Why it matters: SPF answers the question “was this sent from a server we authorized?” It is one of the two ways a recipient confirms an email is legitimately ours.
A tamper-proof digital signature added to every message. The MTA signs the email with a private key; the recipient checks that signature against a matching public key we publish in DNS.
Why it matters: DKIM answers “is this genuinely from us, and was it altered in transit?” In our setup, DKIM is the check that lets the visible address stay on the root domain while sending happens on the subdomain.
A DNS policy that ties SPF and DKIM together. It tells receiving systems two things: whether the visible “from” address lines up with what SPF and DKIM verified, and what to do with mail that fails — accept, quarantine, or reject.
Why it matters: DMARC is the rule that decides the consequence. Its “relaxed alignment” setting is what allows a subdomain and the root domain to count as the same organization — the technical basis for the fix in this document.
The automated “bounce” message returned when an email cannot be delivered — because an address is invalid, a mailbox is full, or a system rejected it.
Why it matters: NDRs are how senders learn delivery failed. In this document they appear twice: as normal bounce handling the platform manages, and as the failure that happens when someone replies to a send-only subdomain address.
The published technical standards that define how internet systems work. Email’s core behaviors — message format, addressing, delivery — are each specified in an RFC.
Why it matters: RFCs are the reason email from any provider works with any other. This document refers to them when distinguishing the visible “from” address (one RFC) from the hidden envelope address (another).
The platform used to design, manage, and send marketing or lifecycle email to a list of people — in our case, Braze.
Why it matters: The ESP is where campaigns are built and where the visible “from” address is configured. The ESP relies on an MTA underneath it to do the actual sending.
A third-party service that an ESP relies on to perform part of its job. Braze uses a sending sub-processor as its MTA — for Outward Bound, that is SparkPost.
Why it matters: It explains why “sending from Braze” really means Braze plus a sub-processor. The sub-processor’s infrastructure is what appears in the technical delivery records.
A dedicated branch of the domain — such as c.outwardbound.org — used only for sending bulk email, kept separate from the main domain that runs staff mail and the website.

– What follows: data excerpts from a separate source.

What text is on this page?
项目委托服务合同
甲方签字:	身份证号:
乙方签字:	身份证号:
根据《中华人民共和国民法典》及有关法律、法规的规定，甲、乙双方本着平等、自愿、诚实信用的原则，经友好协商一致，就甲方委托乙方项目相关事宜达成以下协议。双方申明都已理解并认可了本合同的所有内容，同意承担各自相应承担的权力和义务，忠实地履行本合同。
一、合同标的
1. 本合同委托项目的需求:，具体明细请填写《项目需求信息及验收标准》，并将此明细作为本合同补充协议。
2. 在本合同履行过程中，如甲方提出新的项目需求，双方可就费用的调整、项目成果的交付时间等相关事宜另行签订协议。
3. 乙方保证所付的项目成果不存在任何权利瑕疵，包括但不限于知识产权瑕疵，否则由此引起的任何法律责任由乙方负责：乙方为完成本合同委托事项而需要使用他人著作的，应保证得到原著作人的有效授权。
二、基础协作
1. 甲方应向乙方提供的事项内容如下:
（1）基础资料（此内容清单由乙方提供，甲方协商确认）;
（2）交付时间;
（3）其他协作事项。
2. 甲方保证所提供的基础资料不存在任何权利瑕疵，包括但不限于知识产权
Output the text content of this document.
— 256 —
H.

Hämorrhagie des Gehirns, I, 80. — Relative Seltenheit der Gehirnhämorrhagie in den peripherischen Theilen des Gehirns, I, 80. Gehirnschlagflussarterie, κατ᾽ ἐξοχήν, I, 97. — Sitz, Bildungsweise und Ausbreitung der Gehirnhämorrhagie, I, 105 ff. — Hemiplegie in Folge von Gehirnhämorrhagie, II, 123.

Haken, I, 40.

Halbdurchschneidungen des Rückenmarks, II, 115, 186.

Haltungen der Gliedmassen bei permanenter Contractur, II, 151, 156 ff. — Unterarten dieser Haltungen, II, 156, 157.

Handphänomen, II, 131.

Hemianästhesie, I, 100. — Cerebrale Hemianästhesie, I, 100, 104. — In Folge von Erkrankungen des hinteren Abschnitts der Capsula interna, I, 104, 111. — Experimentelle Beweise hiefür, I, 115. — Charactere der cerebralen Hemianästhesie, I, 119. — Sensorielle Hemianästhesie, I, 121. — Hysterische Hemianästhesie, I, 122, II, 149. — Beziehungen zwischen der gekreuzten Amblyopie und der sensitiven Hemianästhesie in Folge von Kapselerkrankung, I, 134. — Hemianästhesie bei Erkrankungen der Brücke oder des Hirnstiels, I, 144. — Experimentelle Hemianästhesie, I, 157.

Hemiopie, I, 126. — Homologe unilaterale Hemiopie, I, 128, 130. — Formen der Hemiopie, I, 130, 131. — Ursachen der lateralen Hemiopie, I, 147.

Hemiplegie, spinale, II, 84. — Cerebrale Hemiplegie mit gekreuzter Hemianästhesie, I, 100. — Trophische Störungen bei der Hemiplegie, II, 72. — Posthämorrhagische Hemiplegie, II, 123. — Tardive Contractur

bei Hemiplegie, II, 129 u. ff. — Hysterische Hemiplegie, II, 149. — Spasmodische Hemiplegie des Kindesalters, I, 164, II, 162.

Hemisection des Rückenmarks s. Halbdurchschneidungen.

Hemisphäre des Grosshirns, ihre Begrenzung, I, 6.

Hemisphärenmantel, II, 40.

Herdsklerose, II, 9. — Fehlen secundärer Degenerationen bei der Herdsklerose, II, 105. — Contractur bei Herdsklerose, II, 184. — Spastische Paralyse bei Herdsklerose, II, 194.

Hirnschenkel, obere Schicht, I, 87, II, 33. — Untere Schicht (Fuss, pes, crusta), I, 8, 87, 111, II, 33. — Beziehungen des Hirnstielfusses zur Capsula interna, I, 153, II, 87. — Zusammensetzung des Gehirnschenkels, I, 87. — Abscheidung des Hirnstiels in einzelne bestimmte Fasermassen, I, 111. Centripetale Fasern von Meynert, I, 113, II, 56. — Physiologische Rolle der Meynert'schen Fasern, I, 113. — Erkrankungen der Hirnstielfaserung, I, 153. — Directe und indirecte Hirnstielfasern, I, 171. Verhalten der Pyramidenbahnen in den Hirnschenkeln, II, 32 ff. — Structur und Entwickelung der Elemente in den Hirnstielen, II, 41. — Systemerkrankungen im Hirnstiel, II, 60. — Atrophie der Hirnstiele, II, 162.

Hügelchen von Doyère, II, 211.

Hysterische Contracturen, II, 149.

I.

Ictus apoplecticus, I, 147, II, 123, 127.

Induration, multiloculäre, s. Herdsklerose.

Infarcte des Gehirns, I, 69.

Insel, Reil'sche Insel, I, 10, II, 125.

Why it matters: Separation protects the main domain’s reputation. But a sending subdomain is built to send only — it has no inbox — which is exactly why replies to it fail.
A holding area where a mail system places suspicious messages — not the inbox, and not always the visible junk folder. Messages can sit there unseen by the recipient.
Why it matters: Quarantine is why “I checked my junk and it isn’t there” does not mean a message was delivered. It can be held administratively, out of sight.
The practice of gradually increasing email volume from a new sending address or server, so receiving systems learn to trust it instead of treating a sudden surge as suspicious.
Why it matters: A brand-new sending domain starts with no reputation. Warming explains why the earliest sends underperform and why a measured ramp-up is part of the plan.
The hidden address an email is technically sent “from” at the delivery layer — separate from the visible “from” a recipient sees. Bounces (NDRs) go here.
Why it matters: Email carries two “from” addresses. The Return-Path on the sending subdomain is correct and normal; the problem is only when the visible from also shows the subdomain.